Ban frustrates Boullier
Lotus team principal laments absence of ride height system
Last Updated: 07/02/12 6:19pm
Eric Boullier: Disappointed that the FIA reversed their stance on ride height system
Lotus team principal Eric Boullier says he was "disappointed" with the FIA's decision to ban the active ride height system that had been designed for the E20.
Boullier's team developed a system that maintained the ride height of the car under braking and were planning to use it during the 2012 season.
It appeared Lotus had stolen a march on the competition as the concept was reportedly copied by Ferrari, while other teams revealed they were looking into it.
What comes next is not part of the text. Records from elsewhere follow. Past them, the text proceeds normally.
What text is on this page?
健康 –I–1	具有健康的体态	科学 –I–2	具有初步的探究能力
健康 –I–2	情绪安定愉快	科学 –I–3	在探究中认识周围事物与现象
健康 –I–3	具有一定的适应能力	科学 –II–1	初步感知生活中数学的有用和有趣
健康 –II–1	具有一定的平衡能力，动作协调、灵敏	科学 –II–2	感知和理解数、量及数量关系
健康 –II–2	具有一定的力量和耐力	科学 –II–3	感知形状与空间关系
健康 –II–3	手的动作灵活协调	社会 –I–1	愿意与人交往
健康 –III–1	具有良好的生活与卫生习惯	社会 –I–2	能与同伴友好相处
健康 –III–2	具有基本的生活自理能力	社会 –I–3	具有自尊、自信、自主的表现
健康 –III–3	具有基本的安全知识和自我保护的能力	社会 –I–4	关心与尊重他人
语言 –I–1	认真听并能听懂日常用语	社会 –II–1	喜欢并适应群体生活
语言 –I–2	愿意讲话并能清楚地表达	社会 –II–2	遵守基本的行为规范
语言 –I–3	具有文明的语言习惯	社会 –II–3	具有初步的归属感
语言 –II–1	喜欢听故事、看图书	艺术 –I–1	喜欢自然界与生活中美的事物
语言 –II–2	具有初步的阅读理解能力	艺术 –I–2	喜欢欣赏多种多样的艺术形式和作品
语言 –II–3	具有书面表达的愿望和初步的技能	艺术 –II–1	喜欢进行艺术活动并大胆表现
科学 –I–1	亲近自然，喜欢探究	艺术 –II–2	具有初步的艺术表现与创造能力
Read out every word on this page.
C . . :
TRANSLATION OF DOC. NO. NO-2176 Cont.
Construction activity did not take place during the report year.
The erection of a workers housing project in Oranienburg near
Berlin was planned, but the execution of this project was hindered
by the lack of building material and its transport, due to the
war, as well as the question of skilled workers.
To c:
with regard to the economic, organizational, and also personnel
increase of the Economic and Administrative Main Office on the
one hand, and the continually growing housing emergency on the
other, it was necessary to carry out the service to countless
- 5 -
The system, which uses a mechanical process and is not operated by the driver, was initially given FIA approval before that decision was reversed and it was banned.
And Boullier was left frustrated to see all the research and development, which was carried out when the FIA were happy that the device was legal, come to nought.
"I have to say it is very disappointing," Boullier told Autosport.
"We spent a lot of time and energy, plus money as well, to build a group that is bringing innovation and work into the system. It takes time to put this suspension in place, and took us a couple of years.
"Obviously we are not stupid, every time we go through the process, we go to the FIA, and the FIA is backing us up.
"Then, when you start to use it, to see it banned with no discussion is always frustrating. We have to respect the rule, but it is frustrating."
However, technical director James Allison does not believe that there was any favouritism behind the decision to ban the device.
He added: "Honestly I think it was just part of the cut-and-thrust of F1 development. It is not without precedent, is it?
"There are lots and lots of times where we have been the beneficiary of that type of decision and other times when it has gone against us. But it is part of F1 that you try to come up with ideas that are novel interpretations.
"Charlie (Whiting) can give you an opinion, but then he can hear other arguments and he can then be swung by those. That is just a genuine part of the sport."